One of the most useful skills I picked up in high school and developed in undergrad was how to know when my understanding of a topic was good enough to move on to the next topic. I was blessed to spend two work terms living at my aunt’s house. At the time, she was the head of a post-graduate education program. She told me “one of the hardest lessons on the way to being ‘educated’ is learning when you have achieved understanding of a concept” and she encouraged me to learn what understanding a topic feels like.
I have had the honour of teaching my son to ride a bike. Learning to ride a bike can be scary because falling can hurt and there is a high amount of uncertainty around whether lifting your feet off the ground at a given speed will result in a smooth ride or a wipeout. The only way to really figure that out is to try and fall a few times. You can use tools like training wheels, helmets, and elbow pads to reduce the damage early on but without a bit of trial and error you cannot develop an understanding of what gliding on a bike feels like.
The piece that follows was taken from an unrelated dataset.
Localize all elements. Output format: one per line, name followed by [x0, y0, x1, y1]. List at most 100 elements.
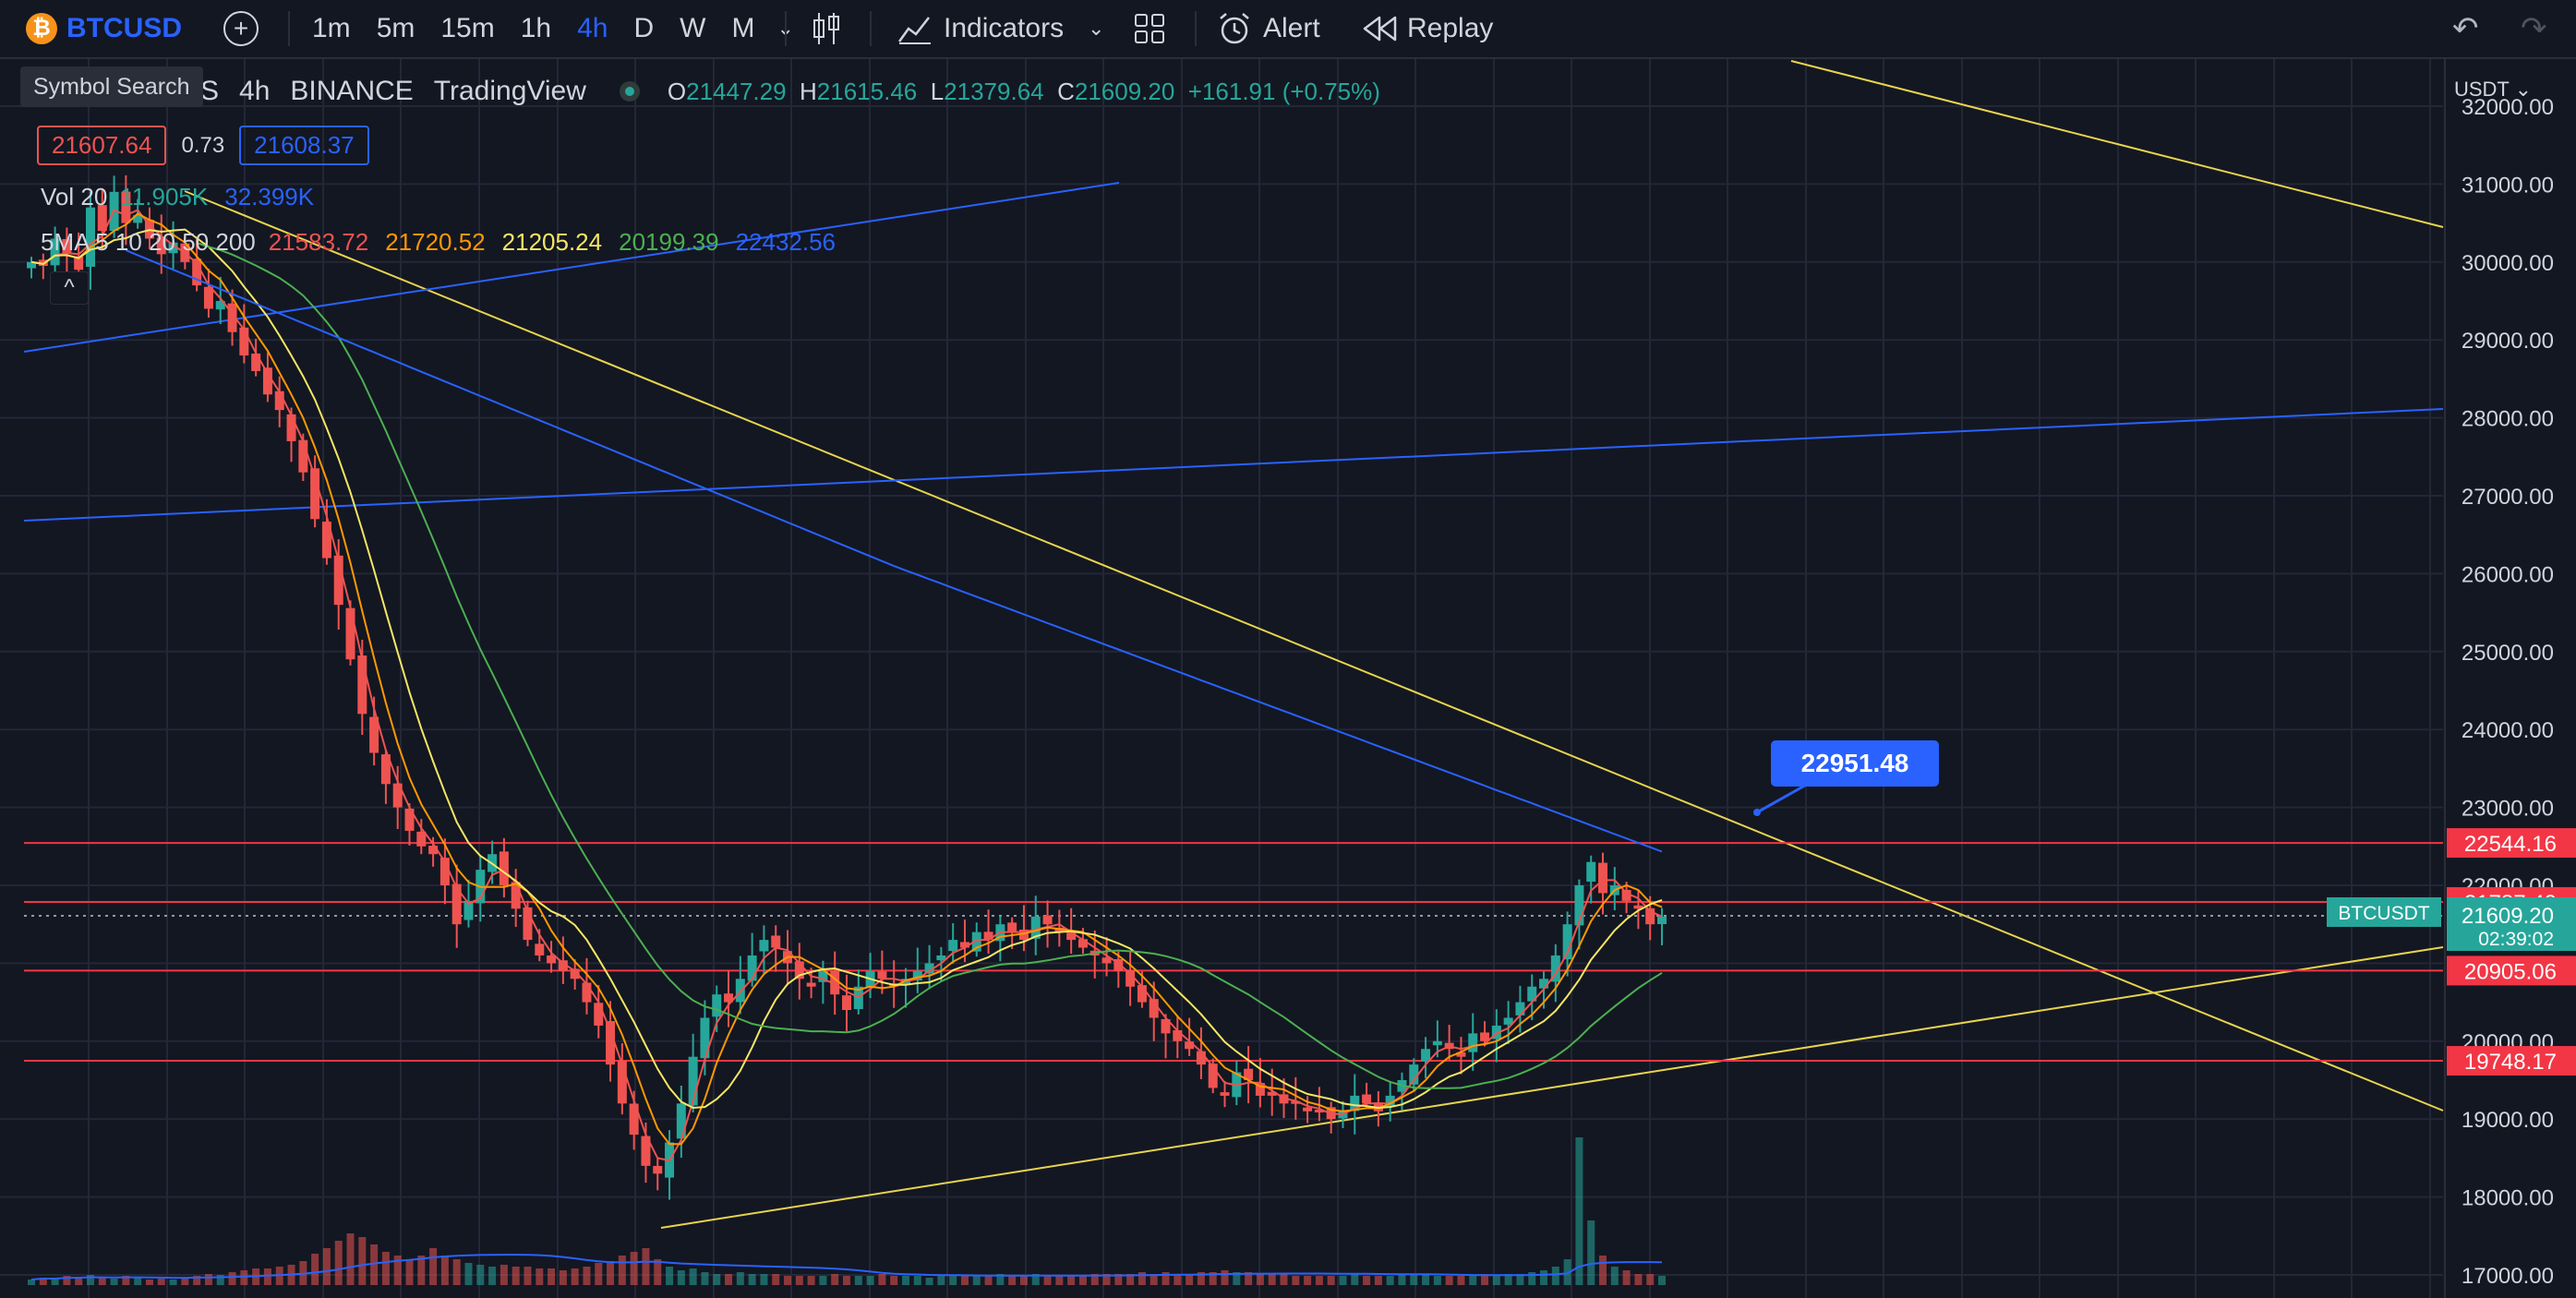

“Knowing when you know” is a similar process to learning to identify whether the bike you are riding will glide or crash. Arguably, going to school is one big personal experiment with the end goal of releasing you into the world to learn enough to do something awesome and then do it without spending all your time learning the background material.
How to get there
If you are currently in school, know this: learning to learn is much more important than your topic of study. Practice mastering a subject to the point that you will get the grade you want and then using the rest of your time to make some friends or find something you love to do. Run little experiments on yourself. If you think you understand a concept, stop studying and assess yourself on it. If you get a bad mark as a result, remember how you felt about the topic and work to raise your level of understanding on the next one. If you get a grade that is much better than you are aiming for – celebrate – but also consider using some of the time you spent getting that grade on something that will make your life better in the long run. If you don’t want to use your marks to experiment with, consider using a study tool like Minute School. Try the lessons and quizzes to compare how you feel about your understanding of a topic to an actual assessment of what your understanding of that topic is.
After some careful introspection, you will have a deeper understanding of how you learn. Then, you will be ready to go out, learn even more, and do something amazing.